1945–46 National Hurling League

League details
- Dates: 28 October 1945 – 21 July 1946
- Teams: 12

League champions
- Winners: Clare (1st win)

= 1945–46 National Hurling League =

15th season of the National Hurling League

The 1945–46 National Hurling League was the 15th season of the National Hurling League. This was the first league to be played since 1940-41 because of fuel shortages and rationing during the Emergency.

==Resumption==

In August 1945 the Central Council of the Gaelic Athletic Association announced that they would resume the National Leagues in both hurling and Gaelic football.
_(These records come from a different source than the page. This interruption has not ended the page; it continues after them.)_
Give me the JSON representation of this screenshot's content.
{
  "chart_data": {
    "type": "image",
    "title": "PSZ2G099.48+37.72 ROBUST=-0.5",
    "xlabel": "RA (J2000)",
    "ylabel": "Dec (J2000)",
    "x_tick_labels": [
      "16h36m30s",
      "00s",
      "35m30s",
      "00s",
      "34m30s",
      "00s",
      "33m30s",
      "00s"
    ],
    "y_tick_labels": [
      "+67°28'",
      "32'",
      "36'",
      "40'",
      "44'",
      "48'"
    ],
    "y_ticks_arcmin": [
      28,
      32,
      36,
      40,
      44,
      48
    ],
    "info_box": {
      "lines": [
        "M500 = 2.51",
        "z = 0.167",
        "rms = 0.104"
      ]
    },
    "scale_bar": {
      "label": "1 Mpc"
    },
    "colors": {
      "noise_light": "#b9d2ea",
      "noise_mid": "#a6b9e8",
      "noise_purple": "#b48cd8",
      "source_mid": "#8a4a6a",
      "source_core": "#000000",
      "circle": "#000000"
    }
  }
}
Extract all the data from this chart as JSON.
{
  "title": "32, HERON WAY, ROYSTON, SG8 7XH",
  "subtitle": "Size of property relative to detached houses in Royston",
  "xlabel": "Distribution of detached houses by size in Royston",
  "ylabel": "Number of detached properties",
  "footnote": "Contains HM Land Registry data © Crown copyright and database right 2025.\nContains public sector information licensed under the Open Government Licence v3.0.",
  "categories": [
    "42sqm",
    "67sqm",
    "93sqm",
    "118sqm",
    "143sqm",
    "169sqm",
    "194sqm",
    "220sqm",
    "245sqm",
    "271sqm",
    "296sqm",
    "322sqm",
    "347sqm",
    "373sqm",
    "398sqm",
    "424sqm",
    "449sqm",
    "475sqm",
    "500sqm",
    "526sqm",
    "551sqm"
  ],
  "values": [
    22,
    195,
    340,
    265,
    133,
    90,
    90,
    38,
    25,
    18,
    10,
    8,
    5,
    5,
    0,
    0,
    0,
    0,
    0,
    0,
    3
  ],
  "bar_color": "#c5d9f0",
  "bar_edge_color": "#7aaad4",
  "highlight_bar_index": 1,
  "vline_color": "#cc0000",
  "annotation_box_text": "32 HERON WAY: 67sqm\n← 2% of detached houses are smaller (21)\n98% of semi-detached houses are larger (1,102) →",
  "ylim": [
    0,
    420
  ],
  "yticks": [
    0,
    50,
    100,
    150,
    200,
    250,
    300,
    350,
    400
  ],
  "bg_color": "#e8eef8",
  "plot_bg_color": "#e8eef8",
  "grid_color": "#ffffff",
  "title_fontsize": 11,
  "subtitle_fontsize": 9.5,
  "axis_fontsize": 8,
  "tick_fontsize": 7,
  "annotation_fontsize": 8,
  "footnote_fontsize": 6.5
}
It was decided to divide the participating teams into small groups to ensure minimum travelling and in an effort to reduce costs due to the strict fuel rationing measures which remained due to World War II.

==National Hurling League==

Cork came into the season as defending champions of the 1940-41 season.

On 21 July 1946, Clare won the title following a 2-10 to 2-5 win over Dublin in a replay of the final. It was their first ever league title.

===Group 1 table===

| Pos | Team | Pld | W | D | L | Pts | Notes |
| 1 | Cork | 3 | 3 | 0 | 0 | 6 |
| 2 | Wexford | 3 | 1 | 0 | 2 | 2 |
| 3 | Kilkenny | 3 | 1 | 0 | 2 | 2 |
| 4 | Waterford | 3 | 1 | 0 | 2 | 2 |

===Group 2 table===

| Pos | Team | Pld | W | D | L | Pts | Notes |
| 1 | Dublin | 2 | 2 | 0 | 0 | 4 | National League runners-up |
| 2 | Tipperary | 2 | 1 | 0 | 1 | 2 |
| 3 | Antrim | 2 | 0 | 0 | 2 | 0 |

===Group 3 table===

| Pos | Team | Pld | W | D | L | Pts | Notes |
| 1 | Galway | 4 | 3 | 0 | 1 | 6 |
| 2 | Clare | 4 | 3 | 0 | 1 | 6 | National League champions |
| 3 | Westmeath | 4 | 2 | 0 | 2 | 4 |
| 4 | Limerick | 4 | 2 | 0 | 2 | 4 |
| 5 | Offaly | 4 | 0 | 0 | 4 | 0 |

===Play-off===

28 April 1946
Clare 6-3 - 2-7 Galway

===Knock-out stage===

Semi-final

7 April 1946
Dublin 8-7 - 1-7 Cork

Finals

26 May 1946
Dublin 1-6 - 1-6 Clare
21 July 1946
Dublin 2-5 - 2-10 Clare
  Clare: J Solon 1-5; H Daly 0-3; M Nugent 1-0; PJ Quane 0-1.